# Formation of stars and non-conservation of angular momentum

1. Feb 6, 2016

### TRB8985

Good morning all,

Recently in a modern physics course of mine, my professor was covering the topic of energy levels and ionization energies and it included a diagram very similar to this one:

While it is interesting to learn that these diagrams correspond to a very specific and strict set of energies in which the angular momentum is quantized, I'm left with a bigger question that's a little reminiscent of Max Planck's historical perspective.

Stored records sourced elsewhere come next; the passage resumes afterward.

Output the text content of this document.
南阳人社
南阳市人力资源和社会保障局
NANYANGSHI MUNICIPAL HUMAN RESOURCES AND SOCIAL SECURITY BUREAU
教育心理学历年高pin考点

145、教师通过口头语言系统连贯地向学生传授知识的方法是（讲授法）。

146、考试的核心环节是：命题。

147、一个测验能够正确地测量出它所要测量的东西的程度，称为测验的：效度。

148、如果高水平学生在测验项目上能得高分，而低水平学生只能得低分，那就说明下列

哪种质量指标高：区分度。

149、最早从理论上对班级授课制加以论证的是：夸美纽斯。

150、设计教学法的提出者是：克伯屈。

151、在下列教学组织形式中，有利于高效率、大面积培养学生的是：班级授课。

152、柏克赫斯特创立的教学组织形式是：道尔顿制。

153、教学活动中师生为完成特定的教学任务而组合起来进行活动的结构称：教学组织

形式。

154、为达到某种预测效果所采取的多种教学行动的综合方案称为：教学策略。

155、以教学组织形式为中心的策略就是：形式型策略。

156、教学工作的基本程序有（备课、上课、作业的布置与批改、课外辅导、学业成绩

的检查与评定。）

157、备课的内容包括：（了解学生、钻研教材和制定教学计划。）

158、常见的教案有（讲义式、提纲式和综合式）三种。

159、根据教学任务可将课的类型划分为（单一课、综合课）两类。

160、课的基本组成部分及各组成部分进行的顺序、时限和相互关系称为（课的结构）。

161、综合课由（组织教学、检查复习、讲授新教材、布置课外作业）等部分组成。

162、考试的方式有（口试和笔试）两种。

Why is a continuum of energies not allowed? Perhaps more interestingly, assuming the angular momentum were NOT quantized, could life still exist somehow? Or is the conservation of angular momentum in quantum systems crucial for the formation of structures which spring forth life?

2. Feb 6, 2016

### vanhees71

In quantum mechanics the possible values an observable can take is given by the spectrum of the self-adjoint operators describing them. The Hamiltonian of a system should be bounded from below in order to have a stable ground state. Otherwise it's pretty unrestricted. Consequently all possible cases of spectra occur: You have the case of only discrete energy values (e.g., the harmonic oscillator), both discrete and continuous energy values (e.g., the hydrogen atom), or only continuous energy values (the free particle). All of the mentioned examples are exactly solvable in non-relativistic quantum theory.

Angular momentum takes always discrete values. More precisely you can only have the magnitude (squared) of the angular momentum $\vec{J}^2$ and one component in some direction determined. Usually one chooses $J_3$. This is, because the angular-momentum operators do not commute, but any component commutes with $\vec{J}^2$. For both operators the eigenvalues form a completely discrete spectrum. The possible values are $\hbar j(j+1)$ with $j \in \{0,1/2,1,\ldots \}$ and $j_z \hbar$ with $j_z \in \{-j,-j+1,\ldots,j-1,j \}$ for each given $j$. The total angular momentum of a closed system is always conserved.

What all this has to do with the possibility for life, is not clear to me. There's some remarkable observation, sometimes called the "Anthropic Principle". One can speculate about what happens if the physics is the same (i.e., quantum theory and general relativity) but the fundamental constants of nature like the fine-structure constant (strength of the electromagnetic interaction), the gravitational constant, etc. were different. It turns out that the formation of life as we know it is pretty much dependent on the values of these fundamental constants as we observe.